Fußball kam über einen Vorstadtfernseher nach Armstrong.
Seine Familie zog aus dem südöstlichen Teil von Washington, D.C., als Armstrong jung war, und ließ sich später in einem überwiegend weißen Viertel in Maryland nieder, wo er sich mit dem Sohn des Fußballtrainers anfreundete. Eines Nachmittags rief Coach Armstrong im Fernsehen an.
Er bezog sich auf einen brasilianischen Spieler, der ein New York Cosmos-Trikot trug.
„Es war Pele“, sagt Armstrong.
„Seine Bewegung erinnerte mich an viele Basketballspieler, aber er tat es mit dem Ball an seinen Füßen.
„Er war einer der wenigen schwarzen Spieler im Team, das hat mich berührt.“
Während Pelé ein Spiel bewarb, das er barfuß auf den Straßen Brasiliens gelernt hatte, basierte ein Großteil der in den USA populären Version auf Privilegien.
Im Gegensatz zum Aufbau von Jugendakademien in Europa und Südamerika, wo Klubs wie Ajax und Barcelona Geld in junge Talente investieren, basiert die Entwicklung in den Vereinigten Staaten seit langem auf einem Pay-for-Play-Modell.
Familien müssten erhebliche Kosten auf sich nehmen oder sich um eine Patenschaft bemühen, um ihren Kindern eine Chance auf einen Aufstieg zu geben – wodurch ein System entsteht, das selten diejenigen aus weniger wohlhabenden Familien begünstigt.
„Es steht in gewissem Widerspruch zu dem, worum es in diesem Spiel geht“, sagt Frank DeLabba, der 40 Jahre lang als Fußballkolumnist für den Boston Globe tätig war und seit den Tagen der North American Soccer League (NASL) über das Spiel berichtet.
„Dies ist das einfachste Spiel mit der größten Zugänglichkeit. Jeder spielt es auf der ganzen Welt, ohne Geld, ohne Fußbälle, ohne Schuhe.

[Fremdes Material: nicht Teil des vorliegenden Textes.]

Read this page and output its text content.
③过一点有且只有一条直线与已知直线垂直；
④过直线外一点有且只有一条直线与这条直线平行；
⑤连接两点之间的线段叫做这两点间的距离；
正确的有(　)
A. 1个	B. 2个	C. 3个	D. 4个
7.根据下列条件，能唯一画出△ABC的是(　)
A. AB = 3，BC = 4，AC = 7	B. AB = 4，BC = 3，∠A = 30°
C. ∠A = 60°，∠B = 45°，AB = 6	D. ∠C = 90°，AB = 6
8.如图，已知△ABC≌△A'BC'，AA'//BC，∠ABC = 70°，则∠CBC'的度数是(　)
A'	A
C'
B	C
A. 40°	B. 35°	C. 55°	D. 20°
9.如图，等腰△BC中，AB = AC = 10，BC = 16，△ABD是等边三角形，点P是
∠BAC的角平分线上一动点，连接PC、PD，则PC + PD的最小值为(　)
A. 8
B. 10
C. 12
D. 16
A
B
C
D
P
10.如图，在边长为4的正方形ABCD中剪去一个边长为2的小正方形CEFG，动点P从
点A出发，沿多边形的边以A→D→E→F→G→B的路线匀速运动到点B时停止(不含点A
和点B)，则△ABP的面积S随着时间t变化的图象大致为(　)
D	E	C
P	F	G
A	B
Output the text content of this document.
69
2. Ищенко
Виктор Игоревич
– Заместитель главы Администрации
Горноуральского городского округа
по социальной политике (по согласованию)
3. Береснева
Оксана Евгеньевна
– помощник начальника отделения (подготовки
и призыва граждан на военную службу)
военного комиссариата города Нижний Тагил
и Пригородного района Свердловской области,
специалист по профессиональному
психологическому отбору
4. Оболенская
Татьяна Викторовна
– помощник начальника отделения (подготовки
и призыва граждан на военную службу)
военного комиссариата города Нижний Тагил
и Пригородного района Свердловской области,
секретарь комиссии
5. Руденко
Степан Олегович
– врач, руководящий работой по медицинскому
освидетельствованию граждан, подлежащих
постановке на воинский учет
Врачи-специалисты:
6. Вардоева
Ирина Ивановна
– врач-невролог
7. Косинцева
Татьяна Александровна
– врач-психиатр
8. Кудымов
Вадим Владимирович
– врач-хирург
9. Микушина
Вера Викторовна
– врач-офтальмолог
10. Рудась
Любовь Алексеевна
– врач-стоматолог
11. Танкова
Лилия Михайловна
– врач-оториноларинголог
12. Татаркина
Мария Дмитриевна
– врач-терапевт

Hier hatten wir genau das Gegenteil.“
Armstrong weiß, wie leicht seine Geschichte anders sein könnte.
„Wenn meine Eltern nicht in die Vororte ziehen, spiele ich keinen Fußball“, sagt er.
Soziale und wirtschaftliche Faktoren waren nicht das einzige Hindernis.
Die NASL wurde 1985 während Armstrongs Zeit als College-Spieler gegründet und schränkte die Karrieremöglichkeiten für ihn und seine Kollegen ein, bevor ihre Karriere überhaupt begann.
„Für mich persönlich war es schockierend“, sagt Armstrong.
Er wechselte in die Major League Indoor Soccer, um professionell zu spielen, wo seine Leistungen ihm 1987 ein Debüt für die US-amerikanische Herren-Nationalmannschaft einbrachten, gefolgt von einem Platz bei den Olympischen Spielen 1988 in Seoul.
„Ich erinnere mich, wie ich auf dem Spielfeld war, die Nationalhymne hörte und dachte: ‚Hier sollte ich sein‘“, sagt er.
Im selben Jahr wählte die FIFA die Vereinigten Staaten als Austragungsort der Weltmeisterschaft 1994 aus – das erste Mal, dass das Turnier in ein Land außerhalb Europas oder Lateinamerikas verlegt wurde.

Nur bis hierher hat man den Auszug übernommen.